Nelson’s Column: Furguson’s First Sale
It started innocently enough. It was 1923 and a wealthy man from Iowa vacationing in London stood in Trafalgar Square, admiring Nelson’s Column. Nothing unusual at all. A man by the name of Arthur Furguson introduced himself as a temporary guide to the Square, and began discussing the Column with him.
The Column had been built in honor of Lord Admiral Nelson, one of the great heroes of British history who had died at the Battle of Trafalgar during the Napoleonic Wars. Furguson explained this history to the Iowan, who was quite fascinated by the story.
Unfortunately, however, the Column would not be staying in the Square for long, Furguson told the American sadly. Britains debts were soaring and they were forced to sell it. Nothing could be done about it.
The wealthy American, sympathetic to the plight of British finances and interested in making Nelson’s Column part of his own collection, asked the price. It was £6000 (about $30,000), explained Furguson. Of course, it would have to be the right buyer. The British government did not want to sell this monument of their history to just anyone. The sale had to be kept a secret until it was done, and it was he who had been entrusted with finding a buyer and making the sale.
The American felt that he would be the perfect buyer of the monument. He would appreciate the monument the way it deserved, and treat it with the greatest respect. He begged Furguson to sell the monument to him. Furguson told him that he must first consult his employers.
He left the American standing in Trafalgar Square, and returned minutes later. Everything was in order, he said. The British government had agreed to the sale, and prepared to accept a check immediately and complete the sale right away. In order to assist the purchase, Furguson even gave the American the name and address of a company that could handle the dismantle the monument and ship it back to Iowa.
The American was thrilled and wrote out a check. He handed it to Furguson who provided a receipt, and the two men parted company. The deal was done, the monument had been sold. Arthur Furguson, a retired actor from Glasgow, had found his calling: selling famous monuments to the wealthy and gullible.
The poor American went on his way to the contractors that Furguson had recommended. They told him they could not do the job, and that he had obviously been duped. Unbelieving, the tourist took his story to Scotland Yard, who ensured him that Nelson’s Column was not for sale and never had been. He finally believed he had been conned, but it was too late, and Furguson got away.
Realizing the ease with which he could make money selling off monuments, Furguson continued his work. Scotland Yard received complaints from Americans who claimed to have purchased Big Ben for the price of £1000, and another claiming he had put a £2000 down payment on Buckingham Palace but was unable to complete the purchase.
Arthur Furguson in America
Arthur Furguson had truly found his calling. In 1925, as suspicion was rising about his activities, he determined that a move was in order. His victims had mostly been Americans, and he determined that the United States would truly be the land of opportunity. Their wealth, arrogance and gullibility made them the perfect targets for his work.

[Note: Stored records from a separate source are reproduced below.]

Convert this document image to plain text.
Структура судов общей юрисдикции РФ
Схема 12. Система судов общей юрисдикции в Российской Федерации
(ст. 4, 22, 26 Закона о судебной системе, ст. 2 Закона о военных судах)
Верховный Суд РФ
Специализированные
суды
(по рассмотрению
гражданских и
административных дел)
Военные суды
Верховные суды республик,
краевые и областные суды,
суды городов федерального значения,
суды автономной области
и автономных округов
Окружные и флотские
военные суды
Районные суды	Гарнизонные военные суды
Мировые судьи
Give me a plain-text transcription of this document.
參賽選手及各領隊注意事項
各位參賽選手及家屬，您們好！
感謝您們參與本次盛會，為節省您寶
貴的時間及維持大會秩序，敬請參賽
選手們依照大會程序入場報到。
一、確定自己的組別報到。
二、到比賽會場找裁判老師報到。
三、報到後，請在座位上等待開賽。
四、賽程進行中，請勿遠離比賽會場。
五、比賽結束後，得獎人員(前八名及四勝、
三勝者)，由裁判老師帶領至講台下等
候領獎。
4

His first sale in the United States was to a wealthy cattle rancher from Texas. He explained that in order to increase government funds the government would the lease the White House too him for a period of 99 years, and would cost him only $100,000 a year for the privilege. The rancher, eager for the opportunity, paid him the first years rent up front. He never saw Furguson again.
Furguson wasn’t done yet though. His next move was the sale of the Statue of Liberty. His victim was a wealthy traveler from Sydney, Australia.
He explained the situation to the man. New York Harbor was to be widened, and Lady Liberty was just flat out in the way. She had no real value but sentiment, and the government was willing to sell her to the first person who would agree to haul her away.
The Australian was instantly interested, but had to have time to raise the money. He began trying everything he could to get the $100,000 deposit that Furguson said was required. Unfortunately the process took time and Furguson began to grow impatient. As time went on, the Australian also began to grow suspicious.
He went to the police. He had with him a photograph of himself and Furguson in front of the Statue, taken when they were first hashing out the deal. It was all the police needed. The found and arrested Furguson, who went to jail for five years.
After being released in 1930 he moved onto Los Angeles, where after a few more cons he lived in wealthy and comfortable retirement until his eventual death in 1938.